Nothing to talk about, everything starts from the source-the source of most delta3d sins dtcore: Base
There are already articles on the analysis of the base class. People like me should have read this article, but let's just talk about it first.
Dtcore: some base Interfaces
Class dt_core_export base: Public sigslot: has_slots <>, public OSG: referenced <br/>{< br/> declare_management_layer (base) <br/> public: <br/> struct dt_core_export messagedata <br/> {<br/> STD: String message; <br/> base * sender; <br/> void * userdata; <br/>}; <br/> virtual void onmessage (messagedata *) {}; <br/> void addsender (base * sender ); <br/> void removesender (base * sender); <br/> void sendmessage (const STD: string & message = "", void * Data = 0 ); <br/> PRIVATE: <br/> sigslot: signal1 <messagedata *> msendmessage; <br/>}
Here we can see that base inherits from sigslot: has_slots <> and OSG: referenced. Where
OSG: referenced is used to implement the dtcore: refptr <t> smart pointer.
Sigslot: has_slots <> implements the most basic message mechanism (this is also from an open-source project on the Internet)
About Smart pointers and semaphores (delegate, message? A lot of names can be found on the Internet. If you have time, you can take a look at the boost library. The above implementation is simply abnormal. However, I feel that it is only used for internal message transmission, and the sigslot function is sufficient. In addition, because this class inherits from OSG: referenced, you can use the smart pointer dtcore: refptr to access it. If you have read the code, you may find that the base destructor is protected. Therefore, the delete operation cannot be performed on the object on the stack. You can only use refptr to delete the object.

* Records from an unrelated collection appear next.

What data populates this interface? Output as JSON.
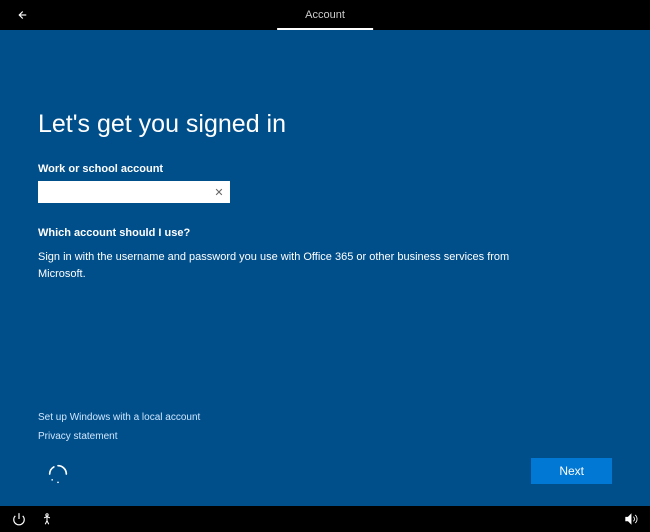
{
  "header": {
    "tab": "Account"
  },
  "main": {
    "title": "Let's get you signed in",
    "account_label": "Work or school account",
    "input_value": "",
    "subhead": "Which account should I use?",
    "body": "Sign in with the username and password you use with Office 365 or other business services from Microsoft."
  },
  "links": {
    "local_account": "Set up Windows with a local account",
    "privacy": "Privacy statement"
  },
  "buttons": {
    "next": "Next"
  }
}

Declare_management_layer (base)
This is a macro, which is widely used in management-level components of delta3d mainly for object management. For details, refer to the code. Each instance is registered to a static vector <base *> during initialization, and the object is found through the corresponding interface.
Void addsender (base * sender); void removesender (base * sender );
The preceding two interfaces are used to add and delete the senders of messages accepted by the class. It is actually an encapsulation of sig_slot and disconnect of signal in sigslot.
Virtual void onmessage (messagedata *){}
Use addsender to connect sendmessage of sender with onmessage (messagedata *) of this class. Finally
Void sendmessage (const STD: string & message = "", void * Data = 0 );
This is an interface for sending messages. In fact, the base sends the following struct, that is, the parameter in onmessage (messagedata.
Struct dt_core_export messagedata <br/>{< br/> STD: String message; <br/> base * sender; <br/> void * userdata; <br/> };
From the onmessage above, we can see that delta3d has specified that there is only one parameter in its internal transmission mechanism, so the above struct uses userdata to expand the data that can be passed. The message is used to determine the name of the transmitted message.
OK. This is the introduction to dtcore: base. I didn't talk too much about details. If you are interested, you can directly look at the code.
Recently, I suddenly felt that I had no physical strength to study all night and was depressed. The weather is so bad that I am so hot!